About us…
The St. George Tucker Society is an interdisciplinary scholarly organization dedicated to the study of the American South. Founded in 1990, it holds an annual meeting for members and guests during the summer “lay-by” season. These meetings feature presentations by established and beginning scholars. Papers are circulated in advance of the meeting and sessions focus on the engagement between the presenter and the audience. Meals and libations are normally shared as part of the program schedule in an effort to foster collegiality.
The Society is named for the Virginia judge, poet, soldier, (sometime smuggler), and law professor St. George Tucker (1752-1827), the youngest child of a prominent Bermuda merchant-family, who, at the age of nineteen, came to Virginia to study at the College of William & Mary. He read law under George Wythe and began practice just before the American Revolution. Following independence, he was elected by the Virginia legislature to serve as judge on the General Court. In 1790, he was appointed as Professor of Law and Police at William & Mary. From his lectures, he published an American edition of Blackstone’s Commentaries on the Laws of England, which he annotated extensively to “republicanize” and localize the English common law, and which proved to be his most lasting contribution. In 1804, he was appointed to Virginia’s Court of Appeals and, in 1813, President Madison nominated him as a judge for the U.S. District Court. He held that post until 1825. St. George Tucker was one of the leading legal and constitutional thinkers of the American Revolution whose intellectual complexity defies conventional categorization. He frequently engaged the fundamental questions of constitutionalism, federalism, judicial independence, and slavery that shaped the negotiations of self-government in post-colonial America. He advocated the gradual abolition of slavery in Virginia in 1796, believing that it was incompatible with republican government and, in response to the Sedition Act crisis, elaborated a nuanced argument, grounded in the common law, for the sovereignty of the individual states within the federal union. His correspondence and law papers are preserved and archived at the Earl Gregg Swem Library at the College of William & Mary.

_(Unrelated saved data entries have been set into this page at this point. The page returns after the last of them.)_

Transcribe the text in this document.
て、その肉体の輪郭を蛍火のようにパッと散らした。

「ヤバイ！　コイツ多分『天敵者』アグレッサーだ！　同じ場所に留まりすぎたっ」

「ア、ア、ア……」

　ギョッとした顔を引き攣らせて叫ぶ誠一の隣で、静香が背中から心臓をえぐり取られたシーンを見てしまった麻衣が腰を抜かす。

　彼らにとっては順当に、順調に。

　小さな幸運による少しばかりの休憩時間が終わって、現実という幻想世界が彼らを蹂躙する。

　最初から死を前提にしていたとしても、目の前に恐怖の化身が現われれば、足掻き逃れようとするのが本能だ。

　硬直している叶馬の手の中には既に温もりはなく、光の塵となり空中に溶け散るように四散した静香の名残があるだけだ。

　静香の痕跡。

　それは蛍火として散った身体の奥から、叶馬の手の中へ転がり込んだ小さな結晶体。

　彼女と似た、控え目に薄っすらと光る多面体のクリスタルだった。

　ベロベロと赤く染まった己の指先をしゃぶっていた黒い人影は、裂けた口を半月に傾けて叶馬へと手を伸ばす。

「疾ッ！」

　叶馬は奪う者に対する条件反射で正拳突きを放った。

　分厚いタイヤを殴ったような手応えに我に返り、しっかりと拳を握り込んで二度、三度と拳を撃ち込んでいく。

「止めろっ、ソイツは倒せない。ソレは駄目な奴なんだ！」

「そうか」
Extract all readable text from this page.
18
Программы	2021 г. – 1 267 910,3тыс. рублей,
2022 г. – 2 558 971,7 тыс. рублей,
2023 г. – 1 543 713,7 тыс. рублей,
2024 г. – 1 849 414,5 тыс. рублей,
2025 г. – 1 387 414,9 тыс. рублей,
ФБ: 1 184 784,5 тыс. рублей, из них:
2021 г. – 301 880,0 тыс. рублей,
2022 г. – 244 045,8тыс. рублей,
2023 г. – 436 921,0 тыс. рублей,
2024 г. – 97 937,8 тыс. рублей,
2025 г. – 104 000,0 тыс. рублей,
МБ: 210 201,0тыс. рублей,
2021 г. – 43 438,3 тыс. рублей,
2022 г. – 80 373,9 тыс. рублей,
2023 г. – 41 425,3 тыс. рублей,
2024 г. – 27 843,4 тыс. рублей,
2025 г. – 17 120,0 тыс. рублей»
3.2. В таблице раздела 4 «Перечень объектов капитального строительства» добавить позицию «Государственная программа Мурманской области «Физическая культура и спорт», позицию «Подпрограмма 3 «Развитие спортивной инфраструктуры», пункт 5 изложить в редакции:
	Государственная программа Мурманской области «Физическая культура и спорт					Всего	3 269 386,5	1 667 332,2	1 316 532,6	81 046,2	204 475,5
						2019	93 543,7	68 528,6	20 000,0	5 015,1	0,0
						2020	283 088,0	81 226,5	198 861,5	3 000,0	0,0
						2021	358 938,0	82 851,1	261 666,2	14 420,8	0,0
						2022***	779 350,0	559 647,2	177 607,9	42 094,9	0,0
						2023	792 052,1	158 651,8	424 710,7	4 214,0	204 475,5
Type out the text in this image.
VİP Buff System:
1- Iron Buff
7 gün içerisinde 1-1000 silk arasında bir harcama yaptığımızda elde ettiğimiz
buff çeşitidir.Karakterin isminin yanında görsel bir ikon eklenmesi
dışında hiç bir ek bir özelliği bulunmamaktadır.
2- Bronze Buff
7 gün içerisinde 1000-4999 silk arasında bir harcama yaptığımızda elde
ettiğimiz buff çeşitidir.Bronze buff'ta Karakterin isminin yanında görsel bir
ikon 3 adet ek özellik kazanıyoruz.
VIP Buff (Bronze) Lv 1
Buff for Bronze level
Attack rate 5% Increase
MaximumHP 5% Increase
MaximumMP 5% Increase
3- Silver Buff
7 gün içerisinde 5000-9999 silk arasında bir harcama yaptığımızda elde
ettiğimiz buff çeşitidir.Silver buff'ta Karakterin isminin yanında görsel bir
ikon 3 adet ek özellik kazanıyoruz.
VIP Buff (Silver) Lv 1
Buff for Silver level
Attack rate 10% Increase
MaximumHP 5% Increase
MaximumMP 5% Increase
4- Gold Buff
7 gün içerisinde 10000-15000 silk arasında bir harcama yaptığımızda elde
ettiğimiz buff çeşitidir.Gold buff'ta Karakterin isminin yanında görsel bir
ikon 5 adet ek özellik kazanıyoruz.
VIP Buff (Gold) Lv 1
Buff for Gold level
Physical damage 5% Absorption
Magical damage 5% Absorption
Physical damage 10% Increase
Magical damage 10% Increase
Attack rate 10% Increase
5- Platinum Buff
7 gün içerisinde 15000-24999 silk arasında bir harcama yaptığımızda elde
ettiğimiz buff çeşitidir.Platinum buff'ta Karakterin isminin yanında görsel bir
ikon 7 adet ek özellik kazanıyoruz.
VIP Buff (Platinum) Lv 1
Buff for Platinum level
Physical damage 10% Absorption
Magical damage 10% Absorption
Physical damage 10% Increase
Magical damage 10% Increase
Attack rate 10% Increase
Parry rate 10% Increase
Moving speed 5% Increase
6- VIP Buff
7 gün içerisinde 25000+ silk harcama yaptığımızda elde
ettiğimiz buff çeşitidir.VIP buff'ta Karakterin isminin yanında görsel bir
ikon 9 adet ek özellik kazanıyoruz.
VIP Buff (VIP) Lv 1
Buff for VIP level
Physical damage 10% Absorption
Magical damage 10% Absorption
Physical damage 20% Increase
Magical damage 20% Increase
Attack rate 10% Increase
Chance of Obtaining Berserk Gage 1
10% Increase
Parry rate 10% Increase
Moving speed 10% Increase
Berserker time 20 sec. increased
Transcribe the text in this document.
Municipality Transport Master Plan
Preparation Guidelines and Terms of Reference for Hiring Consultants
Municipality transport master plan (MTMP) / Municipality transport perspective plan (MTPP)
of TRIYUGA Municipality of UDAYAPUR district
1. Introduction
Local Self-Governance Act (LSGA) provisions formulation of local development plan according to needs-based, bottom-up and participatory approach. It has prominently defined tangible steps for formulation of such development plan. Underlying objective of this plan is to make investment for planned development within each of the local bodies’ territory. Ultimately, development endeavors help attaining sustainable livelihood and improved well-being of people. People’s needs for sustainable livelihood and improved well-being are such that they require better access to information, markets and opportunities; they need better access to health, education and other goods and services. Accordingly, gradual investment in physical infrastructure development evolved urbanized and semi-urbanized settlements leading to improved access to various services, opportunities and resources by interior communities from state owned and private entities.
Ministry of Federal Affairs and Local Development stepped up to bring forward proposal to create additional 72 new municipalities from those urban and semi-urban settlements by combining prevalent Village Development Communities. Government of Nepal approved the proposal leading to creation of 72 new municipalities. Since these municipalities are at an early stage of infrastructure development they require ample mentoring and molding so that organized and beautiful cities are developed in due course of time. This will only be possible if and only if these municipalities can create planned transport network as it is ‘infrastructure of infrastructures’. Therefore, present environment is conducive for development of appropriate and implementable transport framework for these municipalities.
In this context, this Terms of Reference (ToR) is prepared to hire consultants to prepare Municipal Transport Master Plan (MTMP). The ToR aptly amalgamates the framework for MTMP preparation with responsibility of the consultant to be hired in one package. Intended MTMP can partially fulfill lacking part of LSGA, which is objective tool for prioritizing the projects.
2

The St. George Tucker Society assertively endorses the American Historical Association Statement on the History of Racist Violence in the United States and its members stand with all who condemn racism in all its nefarious forms, with all targeted by racial prejudice and discrimination, and with all who actively oppose it.
The records of the Society are preserved in the Southern Historical Collection at the University of North Carolina, Chapel Hill.
In years past, the Society’s mission had been sustained by generous financial and administrative support from the Watson-Brown Foundation, which remains a stalwart supporter of the society and its mission which now touts 501c3 status as a non-profit organization.